Sunday sees a tenth-anniversary screening of The Other Side, a deeply unsettling nonfiction portrait of an Obama-hating ex-con trying to pull his life back together while the armed right-wingers in his community rehearse for the ultimate insurrection. In the immediate wake of the first election of Donald Trump, this was the film many blue-state cinephiles were telling each other they had to see in order to begin to grasp what had just happened.

In December 2016, Minervini himself wrote in Cinema Scope that he was surprised that Trump hadn’t won “by a larger margin than he actually did.” Minervini had spent a few years embedded with “the Southern militia” and warned that “the surge of these movements is no fluke, nor is it a passing trend. In fact, their key principles—xenophobia, homophobia, misogyny, an undying pride in family values and heroism, and the fear of a strong central government—are deeply engraved in the collective unconscious of conservative America.”

During the Q&A following Sunday’s screening, Screen’s Tim Grierson will have the opportunity to ask Minervini about how his views of America’s great divide have (or have not) evolved over the past decade. Throughout the retrospective, the seventh edition of the ongoing publication series Textur will be available. The volume edited by Eva Sangiorgi and James Lattimer features a conversation between Minervini and filmmaker Michelangelo Frammartino as well as essays on Minervini’s work from former Cinema Scope editor Mark Peranson, filmmaker Payal Kapadia, and curator Rachael Rakes.

Notebook is running an excerpt in which Jessica Sarah Rinland writes about Low Tide (2012), Minervini’s second feature in which a twelve-year-old (Daniel Blanchard) wanders a small Texas town, running errands and caring for his addict mother (Melissa McKinney). Low Tide will screen on June 21 with Stop the Pounding Heart (2013).

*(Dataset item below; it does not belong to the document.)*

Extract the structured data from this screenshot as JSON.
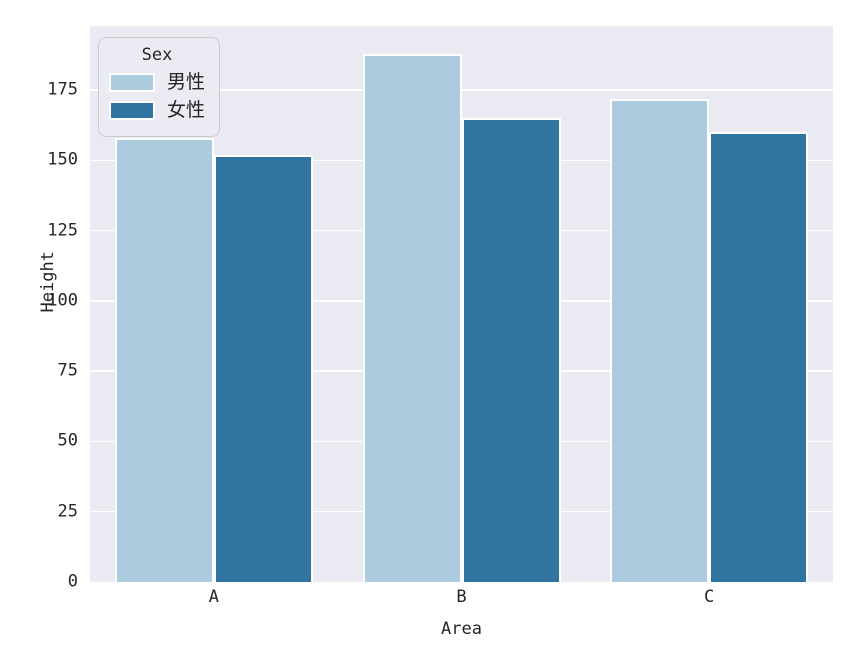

“Though you can glimpse the contours of a coming-of-age story—in which Sara, the home-schooled teenage daughter of a Christian goat-farming family, experiences vague stirrings of romance in her encounters with a young rodeo rider—the film is less concerned with narrative than with exploring the details of everyday life in a rural part of Red State America,” wrote A. O. Scott in the New York Times when Stop the Pounding Heart screened as part of New Directors/New Films. “Minervini’s method is a remarkable blend of curiosity and sensitivity, and his intimate outsider’s perspective gives the film both dreamlike intensity and documentary immediacy.”

The series wraps on June 23 with What You Gonna Do When the World’s On Fire? (2018). “Shot between Mississippi and Louisiana,” wrote Lawrence Garcia at the top his interview with Minervini for Filmmaker, “the film weaves together three parallel threads: a pair of young brothers, Ronaldo King and Titus Turner, whose fierce bond is evident from the jump; a musician/singer/bar owner named Judy Hill, who conducts community meetings aimed at consciousness-raising; and members of the New Black Panther Party, seen agitating against the killing of Alton Sterling. Interspersed throughout the film, shot in black-and-white (a first for Minervini), are sequences with the region’s Mardi Gras Indians, detailing their art and tradition. As in his previous feature, The Other Side, the film’s contemporary resonance is impossible to miss. It’s an impassioned act of portraiture that courses through with rage, fear, despair, and a measure of hope.”